A monument in Piłsudski Square in Warsaw commemorates the 2010 plane crash in which Polish president Lech Kaczyński perished along with 95 other passengers. On the eve of Poland’s most dramatic elections since the end of Soviet Communism, a man who claimed to be carrying a bomb clambered to the top of the monument and threatened to blow himself to kingdom come. It made the news that night, and the police evacuated the square, but no one paid much attention, even as the police were leading him from the scene: After all, the whole campaign was conducted in an excitable tone.

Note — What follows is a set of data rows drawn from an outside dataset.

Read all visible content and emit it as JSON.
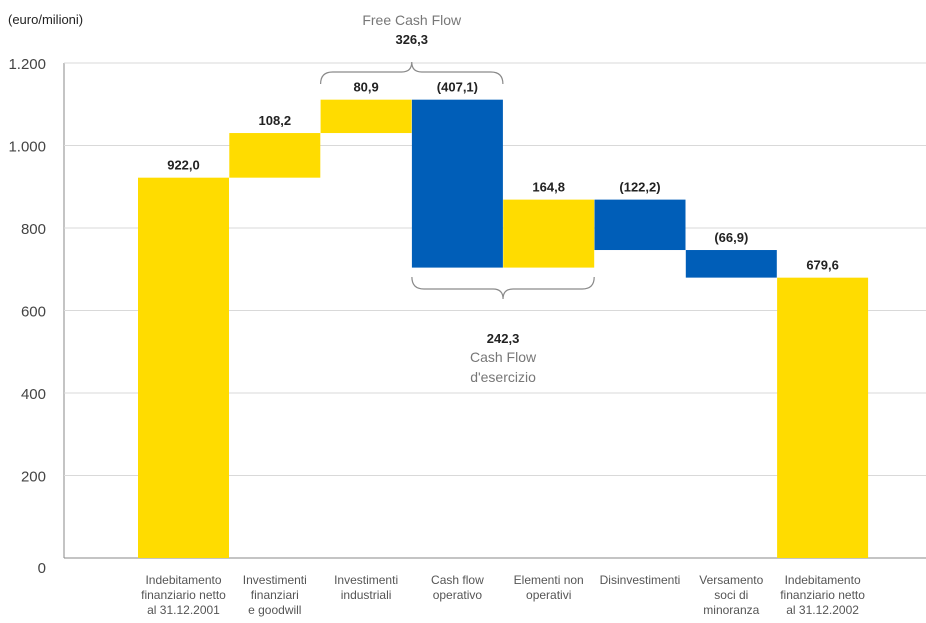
{
  "chart_data": {
    "type": "waterfall",
    "unit_label": "(euro/milioni)",
    "ylim": [
      0,
      1200
    ],
    "yticks": [
      0,
      200,
      400,
      600,
      800,
      1000,
      1200
    ],
    "ytick_labels": [
      "0",
      "200",
      "400",
      "600",
      "800",
      "1.000",
      "1.200"
    ],
    "categories": [
      [
        "Indebitamento",
        "finanziario netto",
        "al 31.12.2001"
      ],
      [
        "Investimenti",
        "finanziari",
        "e goodwill"
      ],
      [
        "Investimenti",
        "industriali"
      ],
      [
        "Cash flow",
        "operativo"
      ],
      [
        "Elementi non",
        "operativi"
      ],
      [
        "Disinvestimenti"
      ],
      [
        "Versamento",
        "soci di",
        "minoranza"
      ],
      [
        "Indebitamento",
        "finanziario netto",
        "al 31.12.2002"
      ]
    ],
    "bars": [
      {
        "base": 0,
        "top": 922.0,
        "color": "yellow",
        "label": "922,0"
      },
      {
        "base": 922.0,
        "top": 1030.2,
        "color": "yellow",
        "label": "108,2"
      },
      {
        "base": 1030.2,
        "top": 1111.1,
        "color": "yellow",
        "label": "80,9"
      },
      {
        "base": 704.0,
        "top": 1111.1,
        "color": "blue",
        "label": "(407,1)"
      },
      {
        "base": 704.0,
        "top": 868.8,
        "color": "blue_yellow_fix",
        "label": "164,8"
      },
      {
        "base": 746.6,
        "top": 868.8,
        "color": "blue",
        "label": "(122,2)"
      },
      {
        "base": 679.7,
        "top": 746.6,
        "color": "blue",
        "label": "(66,9)"
      },
      {
        "base": 0,
        "top": 679.6,
        "color": "yellow",
        "label": "679,6"
      }
    ],
    "annotations": {
      "free_cash_flow": {
        "title": "Free Cash Flow",
        "value": "326,3"
      },
      "cash_flow_esercizio": {
        "title_lines": [
          "Cash Flow",
          "d'esercizio"
        ],
        "value": "242,3"
      }
    },
    "colors": {
      "yellow": "#FFDC00",
      "blue": "#005EB8",
      "axis": "#888888",
      "grid": "#d9d9d9",
      "brace": "#8a8a8a"
    }
  }
}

Jarosław Kaczyński, twin brother of the late president, has faulted Donald Tusk, then Poland’s prime minister, for his investigation of the crash. He has also charged that reforms Tusk had enacted when he was prime minister between 2007 and 2014 had created a “hell for women” by raising the retirement age. On Sunday, Tusk made his comeback in Polish politics with a stunning victory over the Kaczyńskis’ populist Law and Justice party after a campaign in which Tusk suggested he would hold certain Law and Justice leaders criminally accountable for their policies over the past eight years. Tusk will negotiate an agreement with two coalition partners in the coming weeks.

The United States aside, Poland is the only Western democracy in which each of the two main political formations believes the other is engaged in a diabolical mission to destroy the country and all it stands for. You could even blame Poland for inventing this particular electoral dysfunction. In 2015, shortly before Donald Trump came to power across the Atlantic, a similar uprising overthrew Poland’s business, social, and artistic elites, then as now represented by the Civic Platform party.

Apart from the perennial Polish political corruption, the Civic Platform’s sins back then were two. After Andrzej Duda of Law and Justice was elected president, Civic Platform hit on the brainstorm of nominating the judges to fill the next government’s vacancies on Poland’s highest court. And when Angela Merkel suddenly found herself in political jeopardy, having seen her invitation to migrants from the Syrian war taken up by millions marching overland from across the Muslim world, Civic Platform cast the deciding vote for an EU plan to distribute the migrants throughout the bloc. Voters installed a huge Law and Justice majority that proceeded to flout the EU’s migrant plan and revamp the whole justice system.